MongoDB – sharding an collection with data already in it

mongodbsharding

I'm using Mongo (shell version 2.6.12) in a clustered configuration. Right now I have a few collections sharded, and was looking to shard another collection. This collection already has data in it. Once I run the command to shard the collection and give it it's key, will the cluster take the existing data and spread it across the multiple systems in my cluster, or will the existing data stay put on one server and any new data will then be spread across the other systems?

Best Answer

When you shard an existing collection, MongoDB will split the values of the shard key into chunk ranges based on data size and start rebalancing across shards based on the chunk distribution. Rebalancing a large collection can be very resource intensive so you should consider the timing and impact on your production deployment.

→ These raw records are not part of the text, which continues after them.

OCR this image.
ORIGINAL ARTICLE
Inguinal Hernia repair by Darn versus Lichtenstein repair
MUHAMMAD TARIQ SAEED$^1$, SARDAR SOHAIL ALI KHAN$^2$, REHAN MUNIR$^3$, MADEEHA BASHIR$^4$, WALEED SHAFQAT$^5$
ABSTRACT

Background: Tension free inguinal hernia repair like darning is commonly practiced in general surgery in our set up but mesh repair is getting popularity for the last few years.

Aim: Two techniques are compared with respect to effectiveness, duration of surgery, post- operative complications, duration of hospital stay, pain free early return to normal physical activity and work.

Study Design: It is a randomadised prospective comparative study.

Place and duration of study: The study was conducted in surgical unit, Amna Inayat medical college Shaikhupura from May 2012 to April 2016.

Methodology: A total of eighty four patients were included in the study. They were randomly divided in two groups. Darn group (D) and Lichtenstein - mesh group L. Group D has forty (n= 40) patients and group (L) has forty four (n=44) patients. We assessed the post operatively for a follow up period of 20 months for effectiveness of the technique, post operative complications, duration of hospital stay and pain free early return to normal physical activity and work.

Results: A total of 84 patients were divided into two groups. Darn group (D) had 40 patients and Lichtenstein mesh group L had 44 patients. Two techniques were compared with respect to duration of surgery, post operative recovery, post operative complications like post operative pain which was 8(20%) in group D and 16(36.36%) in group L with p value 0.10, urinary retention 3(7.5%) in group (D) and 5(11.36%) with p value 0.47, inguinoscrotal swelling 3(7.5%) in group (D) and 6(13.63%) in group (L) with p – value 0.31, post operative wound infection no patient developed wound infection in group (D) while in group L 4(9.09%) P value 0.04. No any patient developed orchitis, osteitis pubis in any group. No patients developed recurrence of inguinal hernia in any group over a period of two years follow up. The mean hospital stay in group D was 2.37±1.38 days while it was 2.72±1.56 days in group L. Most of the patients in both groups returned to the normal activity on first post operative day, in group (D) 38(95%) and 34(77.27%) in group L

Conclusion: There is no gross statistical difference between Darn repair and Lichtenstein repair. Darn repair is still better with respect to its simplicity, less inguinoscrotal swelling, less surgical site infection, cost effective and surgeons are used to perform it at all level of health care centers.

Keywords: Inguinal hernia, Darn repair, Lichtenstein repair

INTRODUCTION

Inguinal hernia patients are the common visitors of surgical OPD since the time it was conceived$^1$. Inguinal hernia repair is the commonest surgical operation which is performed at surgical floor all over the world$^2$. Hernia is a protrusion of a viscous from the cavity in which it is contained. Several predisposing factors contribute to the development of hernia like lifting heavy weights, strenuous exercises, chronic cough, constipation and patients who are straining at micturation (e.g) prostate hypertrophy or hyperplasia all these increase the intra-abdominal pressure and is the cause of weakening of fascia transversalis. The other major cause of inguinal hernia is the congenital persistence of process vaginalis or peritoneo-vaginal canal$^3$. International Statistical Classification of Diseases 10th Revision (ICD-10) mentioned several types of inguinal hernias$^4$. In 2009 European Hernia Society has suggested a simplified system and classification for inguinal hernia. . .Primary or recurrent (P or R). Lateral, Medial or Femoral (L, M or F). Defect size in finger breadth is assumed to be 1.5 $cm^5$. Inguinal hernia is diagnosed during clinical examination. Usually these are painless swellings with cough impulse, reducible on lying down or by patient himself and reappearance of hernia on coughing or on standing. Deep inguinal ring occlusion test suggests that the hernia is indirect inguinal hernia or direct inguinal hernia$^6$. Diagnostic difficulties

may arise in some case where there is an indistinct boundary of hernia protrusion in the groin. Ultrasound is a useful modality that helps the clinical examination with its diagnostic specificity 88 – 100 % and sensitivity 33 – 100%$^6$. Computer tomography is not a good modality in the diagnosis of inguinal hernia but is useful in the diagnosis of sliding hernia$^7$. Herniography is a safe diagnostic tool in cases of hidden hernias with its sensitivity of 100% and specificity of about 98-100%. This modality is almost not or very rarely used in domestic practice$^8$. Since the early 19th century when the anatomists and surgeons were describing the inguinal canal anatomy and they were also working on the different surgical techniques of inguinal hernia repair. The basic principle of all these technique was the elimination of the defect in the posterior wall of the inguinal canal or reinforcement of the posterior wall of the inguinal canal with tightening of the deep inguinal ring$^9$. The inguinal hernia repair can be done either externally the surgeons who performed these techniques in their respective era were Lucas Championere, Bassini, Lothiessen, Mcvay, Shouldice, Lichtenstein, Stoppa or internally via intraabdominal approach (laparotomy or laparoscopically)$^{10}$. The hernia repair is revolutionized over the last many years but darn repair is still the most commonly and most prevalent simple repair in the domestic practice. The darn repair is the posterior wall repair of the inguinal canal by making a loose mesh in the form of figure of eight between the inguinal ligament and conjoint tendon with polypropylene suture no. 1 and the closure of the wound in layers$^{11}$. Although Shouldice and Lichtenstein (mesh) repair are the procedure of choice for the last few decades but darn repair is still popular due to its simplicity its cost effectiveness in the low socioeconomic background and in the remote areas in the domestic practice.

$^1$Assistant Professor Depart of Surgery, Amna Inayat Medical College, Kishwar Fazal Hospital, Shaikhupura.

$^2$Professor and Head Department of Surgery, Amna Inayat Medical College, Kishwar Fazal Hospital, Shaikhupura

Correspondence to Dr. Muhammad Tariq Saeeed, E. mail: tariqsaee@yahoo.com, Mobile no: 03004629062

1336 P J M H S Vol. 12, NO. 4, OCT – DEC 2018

In MongoDB 2.6 (which reached end of life in October, 2016) the balancer will only perform one chunk migration at a time. In MongoDB 3.4 or newer the balancer can perform parallel chunk migrations with the restriction that each shard can participate in at most one migration at a time. As at MongoDB 3.6, that means that a sharded cluster with n shards can perform at most n/2 (rounded down) simultaneous chunk migrations.

A faster approach to sharding a large existing collection would be to pre-split chunks in an empty collection based on the current data distribution for your shard key, and to then dump & restore your existing data into this new sharded collection. The pre-split approach minimizes rebalancing activities by creating appropriate chunk ranges so data is distributed on insert.

There have been significant performance improvements since MongoDB 2.6, so I would strongly recommend upgrading to a supported version of MongoDB (ideally MongoDB 3.4 or newer).